That's definitely how I experience it, I consider myself ambiverted in terms of functions, though as I'm behaviorally introverted its simpler to posit as INFP.


----------



## Deftodon (Jul 27, 2013)

He wasn't talking about MBTI types though. 

You just need to read the descriptions of his pure types to know that most people are not like that, especially INxJs.


----------



## ButterflyWingsNDayDreams (May 4, 2014)

It may also be possible to be multiple types. For example, you could be bubbly and very outgoing like an ENFP, but you could also enjoy debating and sticking to your opinions like an ENTP. There are so many subcategories within these types, no two people are alike. Just 16 personalities for over 7 billion people? I don't think so. I just think it's easier to look at it in a limited amount of categories.


----------



## Entropic (Jun 15, 2012)

ButterflyWingsNDayDreams said:


> It may also be possible to be multiple types. For example, you could be bubbly and very outgoing like an ENFP, but you could also enjoy debating and sticking to your opinions like an ENTP. There are so many subcategories within these types, no two people are alike. Just 16 personalities for over 7 billion people? I don't think so. I just think it's easier to look at it in a limited amount of categories.
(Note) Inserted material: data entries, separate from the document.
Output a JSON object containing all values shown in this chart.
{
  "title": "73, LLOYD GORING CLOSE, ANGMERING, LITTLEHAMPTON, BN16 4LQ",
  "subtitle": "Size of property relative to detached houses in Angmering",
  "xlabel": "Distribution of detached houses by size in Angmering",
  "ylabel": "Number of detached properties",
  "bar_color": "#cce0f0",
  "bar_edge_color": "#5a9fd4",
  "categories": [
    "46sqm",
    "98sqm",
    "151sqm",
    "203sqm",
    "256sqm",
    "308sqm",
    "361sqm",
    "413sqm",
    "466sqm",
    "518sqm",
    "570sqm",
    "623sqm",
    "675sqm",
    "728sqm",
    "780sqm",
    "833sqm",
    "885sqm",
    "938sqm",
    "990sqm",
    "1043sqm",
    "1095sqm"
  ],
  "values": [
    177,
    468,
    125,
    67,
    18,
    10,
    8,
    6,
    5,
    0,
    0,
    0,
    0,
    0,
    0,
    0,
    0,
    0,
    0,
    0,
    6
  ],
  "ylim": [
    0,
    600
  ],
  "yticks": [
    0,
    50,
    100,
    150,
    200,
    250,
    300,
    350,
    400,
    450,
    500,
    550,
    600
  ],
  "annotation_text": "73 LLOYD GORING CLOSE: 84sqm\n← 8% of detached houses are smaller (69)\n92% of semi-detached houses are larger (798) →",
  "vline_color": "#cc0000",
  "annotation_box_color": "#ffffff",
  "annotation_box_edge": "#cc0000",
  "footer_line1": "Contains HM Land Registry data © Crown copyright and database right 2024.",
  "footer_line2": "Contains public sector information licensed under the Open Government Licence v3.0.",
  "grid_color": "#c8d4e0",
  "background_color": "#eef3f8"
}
I'm sorry but this is a vast simplification of the actual theory. That's not how it works in my opinion. If we can just change type on the fly there is no point in having discreet categories in the first place.


----------



## ButterflyWingsNDayDreams (May 4, 2014)

ephemereality said:


> I'm sorry but this is a vast simplification of the actual theory. That's not how it works in my opinion. If we can just change type on the fly there is no point in having discreet categories in the first place.


Do you not agree that people can be multiple types? Do you really think that EVERYONE fits into just one type? Or are you implying that you don't like the way I've introduced this idea


----------



## Mutant Hive Queen (Oct 29, 2013)

ephemereality said:


> 1. Differentation matters in the sense that the ego consciously indulges in the perspective, which in itself does not really suggest potential. It is more about obvious expression really. How likely are they to express such a perspective, indulge in it, live in it? I can PM you with examples of members on this site who I think are well-differentiated.


I would actually like this PM as well. (Plus maybe a quick thought on where I stand if I'm not on the differentiated list. XD)

Meanwhile, though. this actually leads me to another question for you (because I'm curious about your opinion, honestly):

Is the degree of differentiation one has capable of changing, you think? As (for example) a previously strong thinker starts to overload analyzing things logically and begins to rely more on personal preferences and values to pick up the slack?


----------